Thanks for sharing this, Rob. All the blessings to you and your family. :v: :heart:


#13

Lots of talk of honesty here. Feeling like a hypocrite. Yeah, I’m honest and unapologetic in what i share here. But, honest with my wife? We dont talk about the addiction. Like it doesnt exist. I don’t lie to her face anymore, but im not straightforward with her either. I dont tell her of my relapses. She has access to my phone though and can see my counter, though i dont know if she knows what im even counting.

Making it harder to access? Its everywhere. I cant escape it. I tried setting up every barrier, it was just a fence to jump. The only restraint left is self restraint. I must change myself, not the environment. My environment is pretty healthy for me as it is, but i cant change everyone else.


#14

Marriage dynamics are unique. I dont know you well enough to give rock solid advice, but maybe something to ponder. Not being straightforward can be looked at as lieing. Same with relapsing. Your addiction is an extremly tough one to crack, when you look at all the stressors our society throws your way. It might help if she knew. Again, not knowing your dynamics, so just something to ponder.


#15

@Donnie_Spiering has agreat point. I think maybe a conversation regarding her expectations might be in order. Does she want to be informed?


#16

Yeah? Maybe? She has said that she does, but then she’s acted the opposite before. I dont know. I really should be more open and honest with her, but thats one part of the addiction that runs deep within me. I have an extremely difficult time opening up.


#17

We love you @rmgrimmer. It’s truly a joy to have you among us.

Can totally relate what you’re saying.
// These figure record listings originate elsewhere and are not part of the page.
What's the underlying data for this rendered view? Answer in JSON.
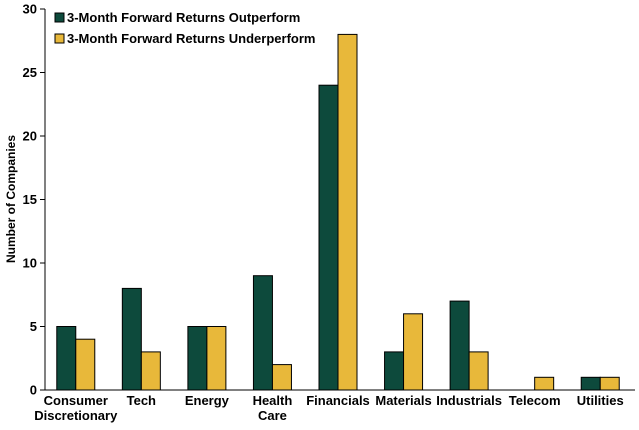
{
  "chart_data": {
    "type": "bar",
    "title": "",
    "xlabel": "",
    "ylabel": "Number of Companies",
    "ylim": [
      0,
      30
    ],
    "yticks": [
      0,
      5,
      10,
      15,
      20,
      25,
      30
    ],
    "grid": false,
    "legend": "top-left",
    "categories": [
      [
        "Consumer",
        "Discretionary"
      ],
      [
        "Tech"
      ],
      [
        "Energy"
      ],
      [
        "Health",
        "Care"
      ],
      [
        "Financials"
      ],
      [
        "Materials"
      ],
      [
        "Industrials"
      ],
      [
        "Telecom"
      ],
      [
        "Utilities"
      ]
    ],
    "series": [
      {
        "name": "3-Month Forward Returns Outperform",
        "color": "#0d4a3c",
        "values": [
          5,
          8,
          5,
          9,
          24,
          3,
          7,
          0,
          1
        ]
      },
      {
        "name": "3-Month Forward Returns Underperform",
        "color": "#e8b83a",
        "values": [
          4,
          3,
          5,
          2,
          28,
          6,
          3,
          1,
          1
        ]
      }
    ]
  }
}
When’s it going to be enough?

I started 12 step recovery when I was 23. And I’m 48 now so that’s 25 years of relapse history. But we still don’t give up, and the results, however disappointing they may be to us, are still worth it and better than acting out full blown in our addiction with no restraint.

As for my wife, she really doesn’t want anything to do with my journey towards wholeness. She doesn’t want to be my accountability partner nor my policeman nor my support person. She simply wants me to take responsibility for myself and doesn’t want to have to worry about it. Too much for her to handle I guess.


#18

I think its too much for my wife to think about as well. She worries about everything. I think she blocks my addiction out.


#19

Hmm. I know it’s different, but I have/had a similar situation discussing my addiction with my mother. What needed to be said vs what was me feeling better at her expense/discomfort?

Ultimately only one person can decide what she can handle, and it’s not me.

I once admitted to her I had a problem before fully in recovery. Later in proper amends I started with apologizing for causing her any stress/concern, then let her set the pace for the rest of it.

Now though she is a very important and supportive figure in my life, she’s not an “accountability person.” That said, if I ever hid a serious struggle from her again it’s crystal clear she would kill me. :sweat_smile: YMMV.


#20

Yep. Kinda feeling that tonight. Even if the apple didn’t just land not far from the tree, it landed right BETWEEN the trees!